To understand this, we have to dive a bit into SilverStripe internals.

The Hierarchy class is a DataExtension that hooks onto SilverStripe’s Page class, providing a method markingClasses() which is responsible for eg. adding markers such as “Draft” behind the page’s name.

Now Simplify implements a SimplifyDataObjectDecorator class that is also an DataExtension that gets hooked up to Page. In order to implement the page hiding functionality it provides its own markingClasses() method, thus replacing Hierarchy‘s implementation. Because the original code was still needed, the author copied it into his own method, augmenting it with his own additions.

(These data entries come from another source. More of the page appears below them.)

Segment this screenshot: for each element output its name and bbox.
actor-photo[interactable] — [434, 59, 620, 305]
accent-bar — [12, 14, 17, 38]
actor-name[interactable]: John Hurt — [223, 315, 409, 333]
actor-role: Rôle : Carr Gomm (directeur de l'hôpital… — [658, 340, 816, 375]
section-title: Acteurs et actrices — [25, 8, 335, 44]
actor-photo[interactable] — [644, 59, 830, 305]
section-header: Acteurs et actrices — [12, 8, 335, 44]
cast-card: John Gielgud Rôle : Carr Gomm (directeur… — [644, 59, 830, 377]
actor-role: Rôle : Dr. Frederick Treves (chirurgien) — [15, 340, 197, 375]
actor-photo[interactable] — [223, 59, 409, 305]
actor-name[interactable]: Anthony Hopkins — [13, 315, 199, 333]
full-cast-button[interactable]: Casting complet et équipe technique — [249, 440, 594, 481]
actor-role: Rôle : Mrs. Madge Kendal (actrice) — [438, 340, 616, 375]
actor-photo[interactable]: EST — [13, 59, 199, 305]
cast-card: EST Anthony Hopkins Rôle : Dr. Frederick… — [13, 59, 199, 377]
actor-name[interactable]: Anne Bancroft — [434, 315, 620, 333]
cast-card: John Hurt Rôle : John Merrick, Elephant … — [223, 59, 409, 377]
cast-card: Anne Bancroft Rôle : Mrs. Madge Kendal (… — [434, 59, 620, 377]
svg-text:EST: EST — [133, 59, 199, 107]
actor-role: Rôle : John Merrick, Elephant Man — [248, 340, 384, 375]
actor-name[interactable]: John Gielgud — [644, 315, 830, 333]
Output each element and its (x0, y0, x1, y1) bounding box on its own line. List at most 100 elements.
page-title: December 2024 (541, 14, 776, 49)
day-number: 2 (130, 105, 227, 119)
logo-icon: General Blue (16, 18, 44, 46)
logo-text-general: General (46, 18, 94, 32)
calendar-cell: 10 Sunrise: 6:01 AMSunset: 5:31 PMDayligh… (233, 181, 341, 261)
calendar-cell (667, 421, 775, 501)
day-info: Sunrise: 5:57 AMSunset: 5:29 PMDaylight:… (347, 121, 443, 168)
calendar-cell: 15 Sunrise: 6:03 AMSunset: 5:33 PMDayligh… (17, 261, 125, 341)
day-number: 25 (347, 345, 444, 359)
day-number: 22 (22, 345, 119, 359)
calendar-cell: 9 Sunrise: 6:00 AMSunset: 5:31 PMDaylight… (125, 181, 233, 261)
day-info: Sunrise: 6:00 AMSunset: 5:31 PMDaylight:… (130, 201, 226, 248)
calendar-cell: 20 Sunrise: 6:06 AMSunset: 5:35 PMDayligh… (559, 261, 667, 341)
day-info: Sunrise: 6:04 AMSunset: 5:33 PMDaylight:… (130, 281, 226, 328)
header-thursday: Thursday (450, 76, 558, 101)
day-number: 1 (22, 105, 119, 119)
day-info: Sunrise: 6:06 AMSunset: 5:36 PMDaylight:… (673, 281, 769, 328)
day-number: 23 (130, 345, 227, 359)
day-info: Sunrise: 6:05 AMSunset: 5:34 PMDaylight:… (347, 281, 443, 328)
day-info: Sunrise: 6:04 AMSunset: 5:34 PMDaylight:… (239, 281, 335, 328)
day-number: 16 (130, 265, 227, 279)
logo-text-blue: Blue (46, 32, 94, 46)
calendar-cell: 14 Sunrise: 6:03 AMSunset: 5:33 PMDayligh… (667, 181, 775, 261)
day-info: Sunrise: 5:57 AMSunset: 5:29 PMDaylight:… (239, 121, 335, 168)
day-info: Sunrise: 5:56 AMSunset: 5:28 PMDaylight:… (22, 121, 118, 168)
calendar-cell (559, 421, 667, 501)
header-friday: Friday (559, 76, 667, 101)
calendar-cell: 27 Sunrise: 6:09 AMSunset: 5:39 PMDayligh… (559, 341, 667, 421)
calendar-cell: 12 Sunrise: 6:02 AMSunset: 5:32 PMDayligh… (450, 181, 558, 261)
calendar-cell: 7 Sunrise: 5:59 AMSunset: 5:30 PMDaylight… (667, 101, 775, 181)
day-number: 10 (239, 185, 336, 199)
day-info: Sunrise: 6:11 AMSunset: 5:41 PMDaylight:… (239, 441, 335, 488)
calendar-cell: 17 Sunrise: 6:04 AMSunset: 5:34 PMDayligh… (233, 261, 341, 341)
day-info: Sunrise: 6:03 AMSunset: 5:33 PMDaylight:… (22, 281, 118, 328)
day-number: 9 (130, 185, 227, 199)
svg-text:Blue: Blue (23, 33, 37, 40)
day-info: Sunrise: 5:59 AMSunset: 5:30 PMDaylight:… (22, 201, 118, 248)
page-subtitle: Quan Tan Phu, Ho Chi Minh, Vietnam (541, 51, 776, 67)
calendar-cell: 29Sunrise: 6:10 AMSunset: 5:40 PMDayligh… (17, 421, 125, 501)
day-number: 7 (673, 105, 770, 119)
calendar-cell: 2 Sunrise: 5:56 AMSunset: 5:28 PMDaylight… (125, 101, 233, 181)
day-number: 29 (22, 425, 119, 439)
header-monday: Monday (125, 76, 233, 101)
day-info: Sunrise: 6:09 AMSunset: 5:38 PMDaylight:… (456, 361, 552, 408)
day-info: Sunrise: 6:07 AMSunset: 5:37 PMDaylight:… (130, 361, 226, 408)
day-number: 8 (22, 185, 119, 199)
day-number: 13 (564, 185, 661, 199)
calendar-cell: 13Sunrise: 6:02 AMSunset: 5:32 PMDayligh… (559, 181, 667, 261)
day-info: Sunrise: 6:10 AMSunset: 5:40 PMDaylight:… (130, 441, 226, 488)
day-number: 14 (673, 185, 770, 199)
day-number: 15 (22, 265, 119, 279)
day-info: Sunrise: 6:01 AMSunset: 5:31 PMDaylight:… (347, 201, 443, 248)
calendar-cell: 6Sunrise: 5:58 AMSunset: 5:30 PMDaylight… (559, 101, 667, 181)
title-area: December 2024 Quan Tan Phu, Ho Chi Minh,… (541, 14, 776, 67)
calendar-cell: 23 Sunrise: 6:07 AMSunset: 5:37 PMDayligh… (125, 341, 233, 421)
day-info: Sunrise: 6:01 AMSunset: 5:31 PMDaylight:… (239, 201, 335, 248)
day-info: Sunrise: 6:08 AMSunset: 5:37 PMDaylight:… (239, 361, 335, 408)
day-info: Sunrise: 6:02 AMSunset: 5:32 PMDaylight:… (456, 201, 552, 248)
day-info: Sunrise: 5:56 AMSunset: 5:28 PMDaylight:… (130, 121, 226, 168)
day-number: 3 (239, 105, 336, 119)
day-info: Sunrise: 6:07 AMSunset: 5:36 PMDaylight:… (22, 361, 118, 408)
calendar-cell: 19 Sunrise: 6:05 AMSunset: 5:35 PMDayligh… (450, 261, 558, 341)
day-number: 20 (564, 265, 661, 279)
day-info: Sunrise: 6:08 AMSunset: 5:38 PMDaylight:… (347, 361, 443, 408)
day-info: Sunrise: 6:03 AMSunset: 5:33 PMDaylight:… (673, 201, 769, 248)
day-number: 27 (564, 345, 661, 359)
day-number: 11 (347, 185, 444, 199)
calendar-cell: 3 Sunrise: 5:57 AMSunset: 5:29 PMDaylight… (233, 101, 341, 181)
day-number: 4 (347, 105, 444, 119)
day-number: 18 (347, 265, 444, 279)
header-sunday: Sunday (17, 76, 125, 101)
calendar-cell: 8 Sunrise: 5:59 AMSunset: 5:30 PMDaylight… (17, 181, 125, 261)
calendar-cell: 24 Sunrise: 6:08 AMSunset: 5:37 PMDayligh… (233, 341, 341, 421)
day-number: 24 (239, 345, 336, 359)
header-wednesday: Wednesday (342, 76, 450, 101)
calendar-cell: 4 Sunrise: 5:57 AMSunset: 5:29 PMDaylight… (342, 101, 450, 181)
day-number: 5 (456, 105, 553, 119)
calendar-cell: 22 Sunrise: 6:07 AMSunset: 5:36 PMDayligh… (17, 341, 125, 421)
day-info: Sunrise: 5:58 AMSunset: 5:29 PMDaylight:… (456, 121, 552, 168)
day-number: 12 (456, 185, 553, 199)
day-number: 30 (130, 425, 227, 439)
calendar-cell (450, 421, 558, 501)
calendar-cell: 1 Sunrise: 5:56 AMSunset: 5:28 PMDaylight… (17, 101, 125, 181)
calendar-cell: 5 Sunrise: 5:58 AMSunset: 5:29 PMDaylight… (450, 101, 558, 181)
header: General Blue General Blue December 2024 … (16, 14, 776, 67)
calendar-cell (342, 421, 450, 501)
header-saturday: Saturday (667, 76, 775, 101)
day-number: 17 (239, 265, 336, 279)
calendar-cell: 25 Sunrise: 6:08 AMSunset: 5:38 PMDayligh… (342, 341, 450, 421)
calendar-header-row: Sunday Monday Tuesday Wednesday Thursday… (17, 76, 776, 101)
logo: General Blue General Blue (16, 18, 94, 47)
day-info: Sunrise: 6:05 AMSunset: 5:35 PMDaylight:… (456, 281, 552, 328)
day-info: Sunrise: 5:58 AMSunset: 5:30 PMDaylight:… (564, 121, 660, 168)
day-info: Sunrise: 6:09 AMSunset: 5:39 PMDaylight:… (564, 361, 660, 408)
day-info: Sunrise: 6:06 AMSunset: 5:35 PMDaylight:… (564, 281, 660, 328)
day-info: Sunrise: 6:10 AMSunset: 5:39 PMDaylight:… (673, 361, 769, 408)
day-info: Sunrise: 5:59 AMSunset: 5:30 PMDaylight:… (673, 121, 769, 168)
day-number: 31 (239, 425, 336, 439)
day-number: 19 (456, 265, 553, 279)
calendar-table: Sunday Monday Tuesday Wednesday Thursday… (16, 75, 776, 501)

This worked fine as long as the original Hierarchy class’ behavior did not change but it did so with SilverStripe 3.1 (eg. there is now a new numChildrenMethod that gets called to determine whether a page has children pages or not), thus causing the effect described above.

I could have just copied the updated code from the Hierarchy class again but then it would always be a cats-and-mice game whenever a new SilverStripe version comes out. So instead, I wrote a patch that makes SimplifyDataObjectDecorator‘s markingClasses() method call Hierarchy‘s implementation first and uses its results as basis for adding its own stuff.

Turns out, this wasn’t so easy, because to make it clear, I wanted an extension’s method to call another active extensions’s method. One might assume that, because the “other” extension (in my case Hierarchy) was also extending the underlying Page object, I could just call $this->owner->markingClasses() but actually this caused my Apache instances to silently segfault for one reason or another. Even funnier:


method_exists($this->owner, 'markingClasses') == false

So on the one hand PHP thinks there is no method markingClasses, on other hand if I try to call it it doesn’t report a “Call to undefined method” error ?! (This is with PHP 5.6.1, for those who are curious).

I also could not just call Hierarchy::markingClasses() because it is not a static method. Instead you have to do this:


$hierarchyExtension = $this->owner->getExtensionInstance('Hierarchy');
$hierarchyExtension->setOwner($this->owner);
$classes = $hierarchyExtension->markingClasses();

That is, I get a reference to the existing extension class I’m interested in (Hierarchy) and before I call its method, I explicitly set its owner to my $this->owner. The latter is required because otherwise the called methods will not work correctly. This principle should be applicable to other extensions and use cases as well, thereby hopefully proving useful to “stack” extensions onto each other.